No Brasil, o assassinato do juiz Antonio Machado José Dias, em 2003, é considerado o primeiro ataque do crime organizado a uma autoridade do Poder Judiciário. Cinco pessoas –entre elas Marcos Willians Herbas Camacho, o Marcola, líder máximo do PCC– foram condenadas pelo crime.

Membros do PCC também já foram apontados como autores das mortes do diretor-geral de um Centro de Detenção Provisória, de uma psicóloga que trabalhava numa penitenciária federal, de agentes penitenciários e de mais de cem policiais militares.

Entre os primeiros suspeitos na investigação do assassinato de Ferraz Fontes, na última segunda-feira, estão um homem apontado como membro do PCC e outras três pessoas que já responderam por tráfico de drogas.
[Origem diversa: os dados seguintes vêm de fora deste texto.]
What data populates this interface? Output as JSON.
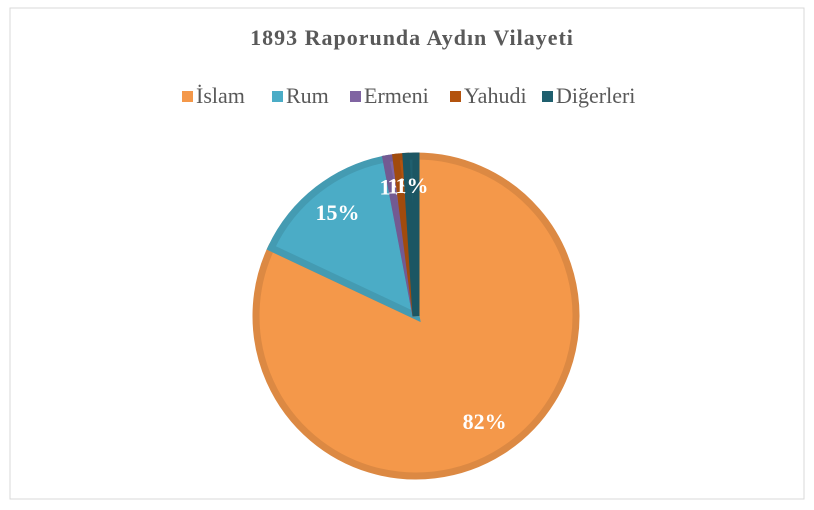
{
  "chart_data": {
    "type": "pie",
    "title": "1893 Raporunda Aydın Vilayeti",
    "categories": [
      "İslam",
      "Rum",
      "Ermeni",
      "Yahudi",
      "Diğerleri"
    ],
    "values": [
      82,
      15,
      1,
      1,
      1
    ],
    "value_labels": [
      "82%",
      "15%",
      "1%",
      "1%",
      "1%"
    ],
    "colors": [
      "#f4984a",
      "#4bacc6",
      "#8064a2",
      "#b3530e",
      "#1f5f6e"
    ],
    "legend": "top"
  }
}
Ainda não há prova de envolvimento da facção no crime.

“Estamos numa federação. Podemos ter ‘narcomunicípios’, podemos ter ‘narcobairros’. A questão é que há presença muito forte do PCC em vários bairros e isso está sempre crescendo”, disse Maierovitch.

O termo narcoestado começou a ser usado a partir da década de 1980 no contexto do fortalecimento dos cartéis colombianos. Era a época do crescimento do poder do traficante internacional Pablo Escobar, que chegou a se eleger representante de Medellín no Congresso do país.

Cartéis de droga passaram a financiar campanhas políticas na Colômbia, e investigações apontaram Escobar como mandante do assassinato de um candidato favorito à presidência do país, Luís Carlos Galán.

Outro caso citado com frequência é o de Sani Bacha, que governou a Nigéria de 1993 a 1998 e morreu por overdose de heroína. Familiares de Bacha respondem por acusações de tráfico de drogas até hoje.

“O Brasil não é um narcoestado e sequer está a caminho de ser um narcoestado”, disse nesta sexta-feira (19) o secretário nacional de Segurança Pública, Mário Luiz Sarrubbo.

Ele afirma que, na última década, o poder público passou a combater o crime organizado de forma sistêmica. “Pontualmente, nós tivemos um problema aqui em São Paulo, problemas aqui e acolá, ou alguma intervenção, até mesmo na questão das eleições, mas em 40, 50 municípios. O Brasil tem mais de 5.400 municípios.”

Já Renato Sérgio de Lima, diretor-presidente do Fórum Brasileiro de Segurança Pública, afirma que a captura de mercados formais por facções criminosas é um problema mais próximo da realidade, e até mais perigoso pelo potencial financeiro.

“O dinheiro que circula do crime organizado é muito grande e está capturando mercados formais, esse é o grande risco”, disse Lima. “Se o governo é um dos principais compradores do país, e se eu não tenho regulação, não tenho cadastro, não coordeno as informações, eu estou quase criando um paraíso para as facções.”

O promotor Silvio Loubeh, do núcleo do Gaeco em Santos, diz que integra a ala pessimista quando o assunto é a infiltração do crime na sociedade. Ele lembra da pesquisa Datafolha divulgada há um ano que apontou que 14% da população brasileira convive com facções e milícias no próprio bairro, como um sinal gravíssimo.

“É difícil fazer um gráfico matemático [de quando começa o narcoestado]”, disse Loubeh. “A questão é se o quadro atual é reversível ou não.”